Lipopolysaccharide Induced Dynamic Lipid Organizations: Lipid Tubules, Membrane Perforations and Multi-Lamellar Stacking

Supported lipid bilayer assemblies (sLBAs) are generally thought of as relatively stable, predictable model membranes, relevant to a biological system. Lipopolysaccahride (LPS) is a unique lipoglycan, with two major functions: (i) as a major component of the outer membrane of Gram-negative bacteria and (ii) as a highly potent human toxin when released from cells into solution ("endotoxin"). Divalent cations have long been known to neutralize and stabilize LPS in the outer membrane, whereas LPS in the presence of monovalent cations forms highly mobile negatively-charged aggregates. We report fluorescence microscopy and atomic force microscopy analysis of the interaction between soluble LPS and a single component fluid-phase sLBA. Three remarkably different deformations are induced by LPS on the simple lipid membrane, dependent on cation availability. LPS is an amphiphile that spontaneously inserts into the outer leaflet of lipid bilayers to bury its hydrophobic lipidic domain and expose the hydrophilic polysaccharide chain to the exterior polar solvent. Net negative (LPS-Na+) induces membrane curvature due to electrostatic repulsive effects between clustered LPS. This leads to (1) the growth of 100μm-long flexible lipid tubules from surface associated lipid vesicles and (2) destabilization of the sLBA leading to micron-sized hole formation.
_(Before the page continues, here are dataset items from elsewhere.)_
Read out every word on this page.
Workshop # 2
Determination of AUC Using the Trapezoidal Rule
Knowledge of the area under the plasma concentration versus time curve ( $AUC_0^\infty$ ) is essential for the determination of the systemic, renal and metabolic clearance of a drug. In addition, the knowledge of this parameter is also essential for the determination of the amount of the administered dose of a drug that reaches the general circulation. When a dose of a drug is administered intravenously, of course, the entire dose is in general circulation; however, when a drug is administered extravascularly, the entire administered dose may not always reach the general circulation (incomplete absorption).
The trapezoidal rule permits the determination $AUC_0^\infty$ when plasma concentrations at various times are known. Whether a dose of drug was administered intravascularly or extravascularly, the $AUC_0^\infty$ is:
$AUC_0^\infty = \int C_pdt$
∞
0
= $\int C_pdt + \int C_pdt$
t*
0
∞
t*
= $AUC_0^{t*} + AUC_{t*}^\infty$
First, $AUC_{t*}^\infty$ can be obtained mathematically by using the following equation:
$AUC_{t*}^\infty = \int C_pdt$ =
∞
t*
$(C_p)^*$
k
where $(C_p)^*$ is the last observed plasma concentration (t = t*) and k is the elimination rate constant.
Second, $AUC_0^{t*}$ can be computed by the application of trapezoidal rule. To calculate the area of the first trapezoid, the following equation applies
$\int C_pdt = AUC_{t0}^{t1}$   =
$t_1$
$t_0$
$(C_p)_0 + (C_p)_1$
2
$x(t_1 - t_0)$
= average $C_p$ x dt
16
In contrast, Ca2+ promotes self-association and bridging of LPS, and (LPS-Ca2+) induces (3) growth of 100μm-wide planar single- or multi-lamellar sheets of lipid and LPS from surface associated lipid vesicles that exhibit 2-D membrane fluidity and represent a potential means of organizing layer-by-layer membrane construction. Our findings have important implications about the physical interaction of LPS and lipids and the potential of using LPS and other amphiphilic materials as membrane soft-lithography tools.